Api memercik. Ilalang kering terbakar dan merambat ke segala penjuru karena dihembus angin. Tanah merambatkan panas memancarkan kilatan-kilatan lidah Dajjal. Lalu, menjelma serupa burung nazar.
***

SELALU. Selalu, aku tak sanggup untuk mengenang peristiwa itu. Tetapi, di pagi ini, aku harus bercerita tragedi itu.

Tragedi itu membuat langit menjadi kelabu.

Sore itu, Minggu 21 Februari 1999 di Tebas, Rodi mengamuk. Pada mulanya Bujang Lebik, seorang kernet bus meminta ongkos untuk jasa transportasi tapi bukan bayaran yang diterima melainkan sabetan celurit yang berkelebat membabat tangan dan kaki kanan Bujang. Laksana angin kisah itu menyebar ke seluruh Sambas. Bujang Lebik dikabarkan mati dibunuh Rodi. Warga marah. Bagai bara dalam sekam yang tersiram minyak, orang-orang yang masih marah akibat kasus Parit Setia mendidih. Kota kami hampir dipenuhi warna merah darah.

Esoknya, satu bintang muncul karena musnah tersapu badai yang membawa dendam. Tiga ratus orang mengepung Rodi dengan wajah bertopeng bengis. Adalah senapan lantak yang menyambut. Pelipis pun tersayat dan justru dari sini dendam kesumat itu mulai membara dalam panas yang menghanguskan.

Mentari diam membisu, menatap langit.

“Kau mendengarku, Mentari?”

Mentari mengangguk.

Kota kami hangus. Darah berceceran. Sang nazar mengepakkan sayap mengikuti bau anyir, berputar di angkasa sambil mencakar-cakar. Bau itu terus merambat ke segala kota. Kemarahan membuncah di bumi Borneo.

Sang Nazar memakan bangkai. Cacing dan lalat menari di tumpukan otak yang terburai melebihi gundukan pasir. Bermil-mil jauhnya, sungai-sungai menghanyutkan kepala yang terpenggal, membusuk menguarkan aroma senyau. Dan... akhirnya, orang-orang seperjuanganmu mati di negeri yang berjarak ribuan km dari tanah asalmu!

Sejenak aku berhenti, tenggelam dalam ngilu.

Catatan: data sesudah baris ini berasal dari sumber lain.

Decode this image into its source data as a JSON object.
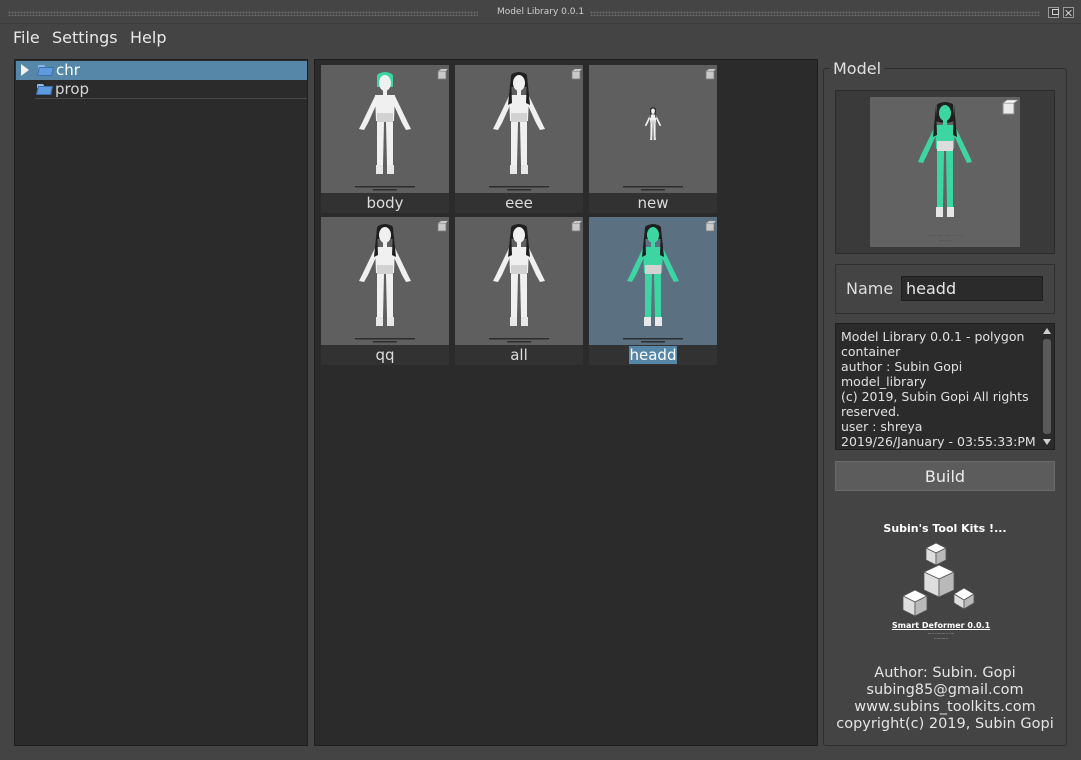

Selang sehari, tragedi tumpah di Pemangkat. Puting beliung belum reda, terus menyapu kesadaran. Hembusan angin bergemuruh melebihi ledakan bom, melengking melebihi jeritan, meraung melebihi badai, dan terkapar melebihi maut. Api membakar tiga puluh tiga rumah dan menerjangkan berpuluh nyawa. Pedang, klewang, senapan lantak, kapak dan belati membabat apa pun dengan mata terpejam tak menghiraukan ayat. Semua terus mengibarkan panji-panji darah.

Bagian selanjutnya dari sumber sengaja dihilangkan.